No puedo leer la noticia del asesinato de Carlos Manzo sin sentir rabia. No tristeza: rabia. Porque otra vez, en pleno siglo XXI, México vuelve a demostrar que aquí se mata a quienes intentan hacer las cosas bien.
Manzo no era un héroe de cartón ni un político de discursos huecos. Era un alcalde que tuvo el valor de enfrentar al crimen organizado, de denunciar su poder, de pedir ayuda. Y lo mataron, frente a su familia, frente a todos, en una fiesta pública, mientras hablaba a su gente.

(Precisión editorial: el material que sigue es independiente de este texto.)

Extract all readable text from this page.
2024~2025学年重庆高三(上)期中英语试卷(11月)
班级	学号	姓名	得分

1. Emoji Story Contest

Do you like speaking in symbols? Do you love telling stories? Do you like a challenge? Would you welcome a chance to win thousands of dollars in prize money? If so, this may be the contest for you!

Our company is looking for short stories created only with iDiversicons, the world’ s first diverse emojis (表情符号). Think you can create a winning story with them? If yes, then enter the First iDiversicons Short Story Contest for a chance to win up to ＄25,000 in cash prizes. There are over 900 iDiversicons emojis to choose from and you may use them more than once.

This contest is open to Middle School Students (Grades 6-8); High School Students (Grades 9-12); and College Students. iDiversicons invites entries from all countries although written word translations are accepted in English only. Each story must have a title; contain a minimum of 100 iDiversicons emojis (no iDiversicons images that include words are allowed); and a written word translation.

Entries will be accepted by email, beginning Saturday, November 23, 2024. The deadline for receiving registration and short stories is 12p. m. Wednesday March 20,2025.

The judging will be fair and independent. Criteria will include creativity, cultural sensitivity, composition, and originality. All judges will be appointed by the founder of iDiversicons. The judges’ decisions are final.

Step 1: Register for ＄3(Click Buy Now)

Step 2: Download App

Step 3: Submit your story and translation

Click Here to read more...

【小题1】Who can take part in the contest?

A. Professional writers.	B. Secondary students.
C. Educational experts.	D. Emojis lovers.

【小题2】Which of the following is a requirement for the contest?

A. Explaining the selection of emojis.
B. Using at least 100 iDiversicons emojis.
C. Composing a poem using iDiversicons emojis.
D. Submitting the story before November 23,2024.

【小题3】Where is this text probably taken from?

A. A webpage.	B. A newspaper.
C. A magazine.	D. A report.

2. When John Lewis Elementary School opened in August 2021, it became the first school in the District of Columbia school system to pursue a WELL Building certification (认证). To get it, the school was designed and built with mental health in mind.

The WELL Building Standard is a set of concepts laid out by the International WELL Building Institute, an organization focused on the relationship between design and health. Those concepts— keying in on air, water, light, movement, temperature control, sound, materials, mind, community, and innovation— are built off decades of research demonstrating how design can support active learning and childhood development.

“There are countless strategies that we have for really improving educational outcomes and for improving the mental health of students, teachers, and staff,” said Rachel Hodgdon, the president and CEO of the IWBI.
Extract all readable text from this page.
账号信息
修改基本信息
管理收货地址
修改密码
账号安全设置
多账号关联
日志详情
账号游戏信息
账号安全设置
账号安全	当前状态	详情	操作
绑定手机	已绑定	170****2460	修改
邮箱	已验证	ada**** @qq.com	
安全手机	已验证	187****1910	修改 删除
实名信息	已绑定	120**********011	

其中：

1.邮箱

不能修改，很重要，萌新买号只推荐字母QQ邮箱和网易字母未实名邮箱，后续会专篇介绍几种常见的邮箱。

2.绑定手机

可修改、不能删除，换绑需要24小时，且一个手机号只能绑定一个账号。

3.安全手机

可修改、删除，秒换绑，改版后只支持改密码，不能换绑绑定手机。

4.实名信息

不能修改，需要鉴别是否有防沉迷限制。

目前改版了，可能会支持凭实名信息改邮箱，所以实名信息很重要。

¿De qué sirve tener Guardia Nacional, protección oficial y promesas presidenciales si un alcalde puede ser ejecutado ante cámaras y testigos? No fue un descuido; fue un mensaje. Lo mataron porque habló, porque se negó a pactar, porque quiso gobernar sin miedo. Y el Estado —ese que se llena la boca hablando de justicia y transformación— lo abandonó hasta el último segundo.
La muerte de Carlos Manzo no solo exhibe la violencia que nos devora, sino también la hipocresía del poder. Dicen que investigarán, que no habrá impunidad. Pero ya conocemos el ritual: condolencias, declaraciones, silencio. Lo mismo que dijeron por los periodistas, los activistas, los candidatos, los policías honestos. La justicia en México es una misa vacía: se reza, pero nunca llega.
Yo no conocí a Manzo, pero su muerte me duele como si lo hubiera hecho. Porque representa a los pocos que aún creen en un país posible. Su asesinato es una advertencia: en México, decir la verdad y hacer tu trabajo puede costarte la vida.
No basta con indignarse en redes. No basta con exigir justicia si seguimos normalizando el horror. Lo que ocurrió en Uruapan no es un caso más: es el espejo de un país enfermo, donde el poder teme más al crimen que a la vergüenza.
Carlos Manzo ya no está, pero su valentía nos sigue interpelando. Su muerte nos recuerda que en México el coraje tiene un precio y que callar nunca debería ser la opción. Recordarlo es exigir que su voz siga viva, que su lucha no sea silenciada por el miedo.